CARITAU JAKARTA – Reva (38) terduduk lesu di depan kios pakaiannya di Pasar Tanah Abang. Ia mengaku pusing karena kiosnya sepi dalam tiga bulan terakhir. Ketika ditanya apa penyebabnya, kepalanya menggeleng. Namun kabar yang santer beredar, penyebabnya tak lain TikTok Shop.
Tapi menurut Reva, informasi dari para pelanggannya di daerah, kondisi ekonomi memang tengah lesu sehingga dagangan mereka juga sepi pembeli.
Baca Juga: Teten Minta TikTok dan GoTo Patuhi Regulasi dan Lindungi UMKM di Indonesia
“Saya tanya ke langganan saya di daerah kenapa jarang order lagi? Katanya di sana juga sepi, gak ada yang belanja,” kata Reva Ketika berbincang dengan caritau.com di Pasar Tanah Abang, Kamis (28/9/2023).
Reva adalah satu dari sekian banyak pedagang di Pasar Tanah Abang yang terimbas lesunya roda perekonomian saat ini. Kondisi diperparah dengan gempuran para pedagang online, termasuk para artis yang ikut berdagang di e-Commerce, antara lain di TikTok Shop yang sedang jadi primadona.
TikTok yang menjelma menjadi e-commerce atau biasa disebut sebagai social commerce, dianggap sebagai salah satu penyebab lesunya penjualan mereka.
Eva dan ratusan pedagang di Tanah Abang pun protes. Mereka meminta pemerintah untuk menerapkan regulasi agar para pedagang konvensional tidak semakin merana.
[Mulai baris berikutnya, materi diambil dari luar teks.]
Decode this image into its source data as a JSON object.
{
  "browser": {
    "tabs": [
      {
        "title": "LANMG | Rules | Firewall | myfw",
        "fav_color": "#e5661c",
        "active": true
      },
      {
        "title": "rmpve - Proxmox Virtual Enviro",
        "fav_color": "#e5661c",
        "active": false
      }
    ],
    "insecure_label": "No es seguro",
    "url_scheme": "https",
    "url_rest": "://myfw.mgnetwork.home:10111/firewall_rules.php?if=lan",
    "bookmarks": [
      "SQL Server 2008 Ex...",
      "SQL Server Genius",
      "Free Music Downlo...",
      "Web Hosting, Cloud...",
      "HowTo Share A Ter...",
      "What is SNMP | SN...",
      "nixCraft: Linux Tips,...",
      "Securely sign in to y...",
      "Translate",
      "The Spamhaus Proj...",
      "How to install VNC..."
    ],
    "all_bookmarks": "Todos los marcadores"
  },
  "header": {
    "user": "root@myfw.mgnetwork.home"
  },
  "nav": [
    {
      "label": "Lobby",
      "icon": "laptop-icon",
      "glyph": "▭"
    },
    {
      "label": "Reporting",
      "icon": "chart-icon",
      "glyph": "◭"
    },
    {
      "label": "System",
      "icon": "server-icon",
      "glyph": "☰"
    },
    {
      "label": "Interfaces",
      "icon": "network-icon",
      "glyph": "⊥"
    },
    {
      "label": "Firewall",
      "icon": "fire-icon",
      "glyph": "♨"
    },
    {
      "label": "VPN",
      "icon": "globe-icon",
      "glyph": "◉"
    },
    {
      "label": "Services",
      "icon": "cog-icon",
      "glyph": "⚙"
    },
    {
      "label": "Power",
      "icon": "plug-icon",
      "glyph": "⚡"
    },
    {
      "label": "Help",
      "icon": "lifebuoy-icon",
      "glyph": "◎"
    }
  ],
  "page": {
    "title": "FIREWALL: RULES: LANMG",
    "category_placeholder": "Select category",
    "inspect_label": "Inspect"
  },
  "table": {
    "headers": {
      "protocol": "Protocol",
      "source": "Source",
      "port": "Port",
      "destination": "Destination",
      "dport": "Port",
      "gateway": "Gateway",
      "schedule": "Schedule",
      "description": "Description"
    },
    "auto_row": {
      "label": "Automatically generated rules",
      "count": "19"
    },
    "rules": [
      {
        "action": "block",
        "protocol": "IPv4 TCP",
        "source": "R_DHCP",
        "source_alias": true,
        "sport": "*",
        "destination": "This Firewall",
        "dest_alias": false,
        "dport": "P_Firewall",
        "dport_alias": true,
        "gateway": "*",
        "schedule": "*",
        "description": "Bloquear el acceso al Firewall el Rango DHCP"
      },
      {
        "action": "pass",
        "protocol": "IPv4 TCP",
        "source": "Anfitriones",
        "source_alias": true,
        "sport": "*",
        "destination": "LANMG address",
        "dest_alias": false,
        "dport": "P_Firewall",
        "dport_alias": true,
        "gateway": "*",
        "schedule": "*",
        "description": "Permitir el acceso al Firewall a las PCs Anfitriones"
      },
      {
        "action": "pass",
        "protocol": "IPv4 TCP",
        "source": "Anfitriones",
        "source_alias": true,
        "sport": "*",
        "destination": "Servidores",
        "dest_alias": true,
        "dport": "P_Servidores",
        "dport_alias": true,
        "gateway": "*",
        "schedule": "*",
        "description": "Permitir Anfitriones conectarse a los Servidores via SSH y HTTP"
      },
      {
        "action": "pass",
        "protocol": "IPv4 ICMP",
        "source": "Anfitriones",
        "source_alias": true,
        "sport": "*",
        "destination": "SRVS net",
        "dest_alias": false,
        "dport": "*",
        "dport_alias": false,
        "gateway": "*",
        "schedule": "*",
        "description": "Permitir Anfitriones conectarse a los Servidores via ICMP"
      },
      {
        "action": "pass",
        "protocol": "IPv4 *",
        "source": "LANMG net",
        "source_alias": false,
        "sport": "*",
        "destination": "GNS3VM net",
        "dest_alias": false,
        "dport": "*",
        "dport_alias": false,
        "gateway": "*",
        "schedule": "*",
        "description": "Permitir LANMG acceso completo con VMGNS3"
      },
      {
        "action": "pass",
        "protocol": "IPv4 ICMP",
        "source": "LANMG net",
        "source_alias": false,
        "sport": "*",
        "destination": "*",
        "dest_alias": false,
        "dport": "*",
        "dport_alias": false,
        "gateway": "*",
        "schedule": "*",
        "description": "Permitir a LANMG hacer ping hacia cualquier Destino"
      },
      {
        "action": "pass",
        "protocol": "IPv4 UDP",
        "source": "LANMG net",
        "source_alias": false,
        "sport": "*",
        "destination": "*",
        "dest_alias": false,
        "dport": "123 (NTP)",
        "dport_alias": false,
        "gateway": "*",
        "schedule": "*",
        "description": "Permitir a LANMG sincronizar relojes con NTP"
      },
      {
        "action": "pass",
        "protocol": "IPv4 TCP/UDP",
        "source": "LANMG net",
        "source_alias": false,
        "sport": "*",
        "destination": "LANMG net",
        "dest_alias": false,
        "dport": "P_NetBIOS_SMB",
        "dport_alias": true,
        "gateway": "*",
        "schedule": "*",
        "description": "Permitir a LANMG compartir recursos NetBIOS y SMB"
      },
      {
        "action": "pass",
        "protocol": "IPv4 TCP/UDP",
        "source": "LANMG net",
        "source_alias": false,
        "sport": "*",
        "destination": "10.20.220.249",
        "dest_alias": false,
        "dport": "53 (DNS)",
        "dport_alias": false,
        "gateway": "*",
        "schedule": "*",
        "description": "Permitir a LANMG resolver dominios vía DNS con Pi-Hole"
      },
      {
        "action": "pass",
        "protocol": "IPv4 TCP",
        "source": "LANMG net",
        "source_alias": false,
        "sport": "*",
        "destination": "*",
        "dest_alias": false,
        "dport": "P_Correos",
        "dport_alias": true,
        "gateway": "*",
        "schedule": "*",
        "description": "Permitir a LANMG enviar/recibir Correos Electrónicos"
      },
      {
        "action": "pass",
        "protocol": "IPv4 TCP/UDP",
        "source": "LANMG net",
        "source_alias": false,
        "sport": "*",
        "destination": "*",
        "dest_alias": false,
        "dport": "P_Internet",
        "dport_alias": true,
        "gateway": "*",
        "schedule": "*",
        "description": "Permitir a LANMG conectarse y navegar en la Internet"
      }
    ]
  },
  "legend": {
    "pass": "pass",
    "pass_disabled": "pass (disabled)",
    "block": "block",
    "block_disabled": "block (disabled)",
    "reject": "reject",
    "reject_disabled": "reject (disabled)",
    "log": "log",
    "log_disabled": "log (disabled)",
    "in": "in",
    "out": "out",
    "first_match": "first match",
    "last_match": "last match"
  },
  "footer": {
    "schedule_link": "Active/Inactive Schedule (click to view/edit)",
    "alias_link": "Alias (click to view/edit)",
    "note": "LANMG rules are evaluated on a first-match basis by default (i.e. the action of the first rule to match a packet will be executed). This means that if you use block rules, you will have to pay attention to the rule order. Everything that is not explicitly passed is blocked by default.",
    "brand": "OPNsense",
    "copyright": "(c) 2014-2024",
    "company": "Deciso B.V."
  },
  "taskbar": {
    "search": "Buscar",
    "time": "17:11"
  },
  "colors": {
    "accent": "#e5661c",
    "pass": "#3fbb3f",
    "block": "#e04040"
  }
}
“Pengaruh banget itu, banyak sih yang main TikTok. Kalau kita kan biasanya di WA (WhatsApp) dan Instagram. Paling WA kirim gambar ke langganan, udah,” kata Reva.
Saking sepinya pembeli, Reva bahkan mengaku pernah satu hari tidak ada y,ang membeli dagangannya. Ia pun mengaku pasrah dengan kondisi tersebut.
“Hari biasa pernah gak dapet pembeli. Kalau sebelumnya dulu sehari bisa dapet Rp2 juta, sekarang Rp200-300 ribu saja susah,” keluhnya.
Akibatnya, kata Reva, banyak rekan-rekan pedagang di Pasar Tanah Abang menutup kios karena tidak mampu membayar biaya operasional, seperti sewa kios dan gaji karyawan. Padahal sebelumnya, Pasar Tanah Abang pernah menyandang status sebagai pasar pakaian terbesar di Asia Tenggara.
“Awalnya di sini rame, semuanya buka. Sekarang banyak yang tutup,” katanya.
TikTok Shop yang dikeluhkan para pedagang di Pasar Tanah Abang kini sudah dilarang beroperasi alias ilegal oleh pemerintah. Menteri Perdagangan Zulkifli Hasan mengeluarkan Peraturan Menteri Perdagangan No. 31 Tahun 2023 yang menegasan Social Commerce seperti TikTok Shop dilarang melakukan transaksi jual beli, tapi hanya boleh beriklan dan promosi saja.
"Praktik TikTok Shop penjualan itu ilegal, karena izin dari Kemendag untuk kantor perwakilan bukan untuk berbisnis dan berjualan. Jadi semestinya TikTok itu harus sudah menutup sendiri karena ini ilegal," kata Menteri Koperasi dan UKM Teten Masduki di ICE BSD, Kamis (28/9/2023).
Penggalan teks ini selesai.